The Reformation. What is it? And why would we remember it in worship? The Reformation of the 16th Century under Martin Luther and John Calvin (and later, John Knox in Scotland, and Thomas Cranmer in England and Wales) was a grass-roots movement, sparked by the priest and theologian, Martin Luther of Wittenberg (in what is now Germany) to return the Church to Biblical principles in faith and practice. John Calvin was a professor turned pastor who applied the principles of Reformation to every area of life in Geneva: education, government, and even labor (“the Protestant work ethic” phrase comes from sociologist Max Weber’s description of the Reformation’s focus on the dignity of work). This led to the “Five Solas” (“sola” being Latin for “alone,” or “only”): Sola Scriptura (the Bible alone), Sola Gratia (saved by grace alone), Sola Fide (saved by faith alone), Solo Christo (Christ alone), and Soli Deo Gloria (our salvation is the unmerited work of God alone). Thus, on October 31st, 1517, Professor Martin Luther nailed his 95 Thesis (“protests”) on the church door (a sort of community bulletin board) at Wittenberg. What happened next was startling. Dr. Roland Bainton, late historian of Yale, wrote,
“Luther took no steps to spread his theses among the people. He was merely inviting scholars to dispute and dignitaries to define, but others surreptitiously translated the theses into German and gave them to the press. In short order they become the talk of Germany. What Karl Barth said of his own unexpected emergence as a reformer could be said equally of Luther, that he was like a man climbing in the darkness a winding staircase in the steeple of an ancient cathedral. In the blackness he reached out to steady himself and his hand laid hold of a rope. He was startled to hear the clanging of a bell.”

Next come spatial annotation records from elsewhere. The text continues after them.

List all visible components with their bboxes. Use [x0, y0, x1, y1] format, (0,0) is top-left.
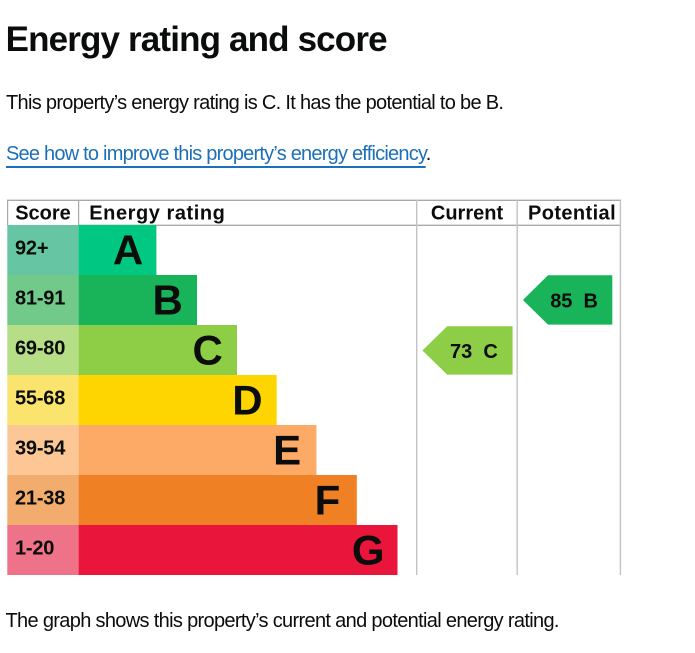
svg-text:B: B — [153, 276, 183, 323]
svg-text:21-38: 21-38 — [15, 488, 65, 510]
svg-text:92+: 92+ — [15, 238, 48, 260]
svg-text:55-68: 55-68 — [15, 388, 65, 410]
svg-text:73 C: 73 C — [450, 341, 498, 363]
svg-text:D: D — [232, 376, 262, 423]
svg-text:Energy rating: Energy rating — [89, 203, 225, 225]
svg-text:Potential: Potential — [528, 203, 616, 225]
svg-text:Current: Current — [431, 203, 504, 225]
svg-text:1-20: 1-20 — [15, 538, 54, 560]
svg-text:39-54: 39-54 — [15, 438, 66, 460]
svg-text:69-80: 69-80 — [15, 338, 65, 360]
svg-text:Score: Score — [15, 203, 71, 225]
svg-text:G: G — [352, 526, 385, 573]
svg-text:F: F — [315, 476, 341, 523]
svg-text:81-91: 81-91 — [15, 288, 65, 310]
svg-text:A: A — [113, 226, 143, 273]
svg-text:E: E — [273, 426, 301, 473]
svg-text:C: C — [193, 326, 223, 373]
svg-text:85 B: 85 B — [550, 290, 598, 312]
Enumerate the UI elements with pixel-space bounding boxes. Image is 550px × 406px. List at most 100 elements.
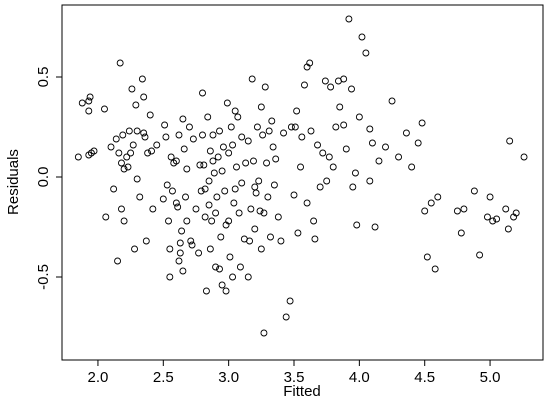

The entire Continent of Europe and the British Isles were changed forever. America was founded on the principles of the Reformation when both English Pilgrims and other Protestants (Dutch in New York) forged a new land on religious liberty, a hallmark of Reformation thinking. And the force of that Reformation lifted the Bible as the authority over priest and the magisterium (the church government of clergy), placing God as the center of our salvation over our own effort, transforming generations and stirred a world-wide missionary movement that hadn’t been seen since the days of the Apostles. Our own tradition, Presbyterianism, is a direct heir of English-speaking Reformation.
Thus, on the last Sunday in October, we celebrate, not just an ecclesiastical historical date, but the revival of Biblical truth that came from that time, which has changed the world. May we know such a revival again in our own generation!
 R.H. Bainton, Here I Stand: A Life of Martin Luther (Hendrickson Publishers, 2009).